The Province of British Columbia acquired the site in 1961, and later began the good work of preserving and reconstructing the historic town. Today, the Province of BC, along with the Friends of Fort Steele Society, continue this good work preserving and presenting an important part of Canada's pioneering history.
Fort Steele is located on Hwy 93/95, 17 km (10 mi) northeast of Cranbrook, and east of Kimberley.
While Fort Steele had Coventry's Opera House and Fernie had Stork's Opera House, there never was a Wild Horse Theatre. The reason Fort Steele has the theatre today is that when the town was conceived of as an historic site, planners decided that a facility was needed to present turn-of-the-century entertainment. Come out for a variety of musical and comedy shows during the summer.
The Barr & Combs Blacksmith Shop, built in 1897, is operating in its original structure much as it did 108 years ago. Coal is burned in the original forge, and fanned by the original bellows. Traditional tools, materials, and techniques are used.
You can get right up close to see the craftsmen turn normal pieces of metal into beautiful and functional works of art. You could even discuss a custom project.
Demonstrations are conducted two to three times daily on a seasonal basis. The blacksmith visits one-on-one with visitors if he's not striking while the iron is hot. A selection of quality retail goods produced in the Blacksmith shop is available for purchase.
The smell of fresh baking greets visitors to Fort Steele's Lambi House, where the refined domestic skills of yesterday are alive and well.
From butter churning to canning to the creation of old-fashioned ice cream, you can practically watch your great-grandparents raise their children and conduct the routine tasks of the day that have disappeared from our lives in the outside world.

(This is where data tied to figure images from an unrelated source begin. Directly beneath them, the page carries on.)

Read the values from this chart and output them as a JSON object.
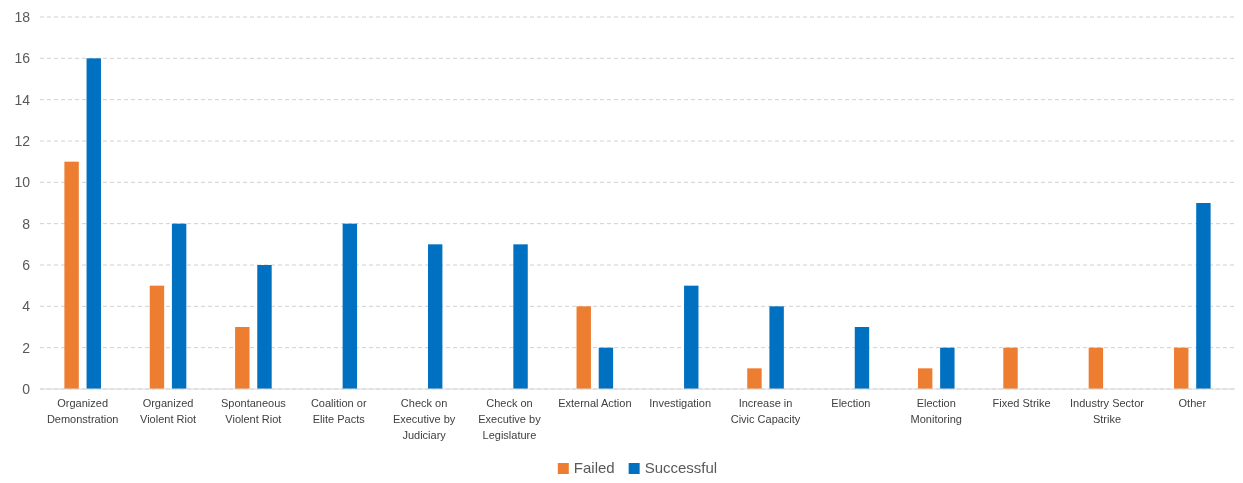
{
  "chart_data": {
    "type": "bar",
    "categories": [
      "Organized Demonstration",
      "Organized Violent Riot",
      "Spontaneous Violent Riot",
      "Coalition or Elite Pacts",
      "Check on Executive by Judiciary",
      "Check on Executive by Legislature",
      "External Action",
      "Investigation",
      "Increase in Civic Capacity",
      "Election",
      "Election Monitoring",
      "Fixed Strike",
      "Industry Sector Strike",
      "Other"
    ],
    "series": [
      {
        "name": "Failed",
        "color": "#ed7d31",
        "values": [
          11,
          5,
          3,
          0,
          0,
          0,
          4,
          0,
          1,
          0,
          1,
          2,
          2,
          2
        ]
      },
      {
        "name": "Successful",
        "color": "#0070c0",
        "values": [
          16,
          8,
          6,
          8,
          7,
          7,
          2,
          5,
          4,
          3,
          2,
          0,
          0,
          9
        ]
      }
    ],
    "ylim": [
      0,
      18
    ],
    "yticks": [
      0,
      2,
      4,
      6,
      8,
      10,
      12,
      14,
      16,
      18
    ],
    "grid": "y",
    "legend": "bottom"
  }
}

Daily activities from spring through fall include laundry, carpet beating, wood-splitting and fire stoking. The Lambi House Quilters and Antique Lace share their work with the public on Tuesdays in the summer.
Bring back a momento of your journey to Fort Steele by purchasing from the local gift shop or the Candy Store.
The gift shop is open daily and offers quality gifts and souvenirs, wearables, jewellery, old-fashioned games, books, and works by local artists.
The Candy Store sells a variety of old-fashioned candy, including caramel apples, salt water taffy, "fairy floss", and lollypops. All of the candy is bagged for you by weight and served in a traditional brown paper bag.
Take an old-fashioned photo at Riverside Photography, where visitors are provided with period costumes and can select from several backdrops and frames.
Fort Steele's resident horses serve as your mode of transport for a relaxing tour of this historical town. Featuring our giant Clydesdale draft horses, the icons of Fort Steele, our bright red passenger wagon seats 20, and runs in a continuous loop throughout the day during summer.
Held annually in August, Gold Panning Days is fun for the whole family. There are panning and other choke-cherry-spitting-log-hammerin' fun 'n games all day. Panning competitions for beginners, experts and everyone in between.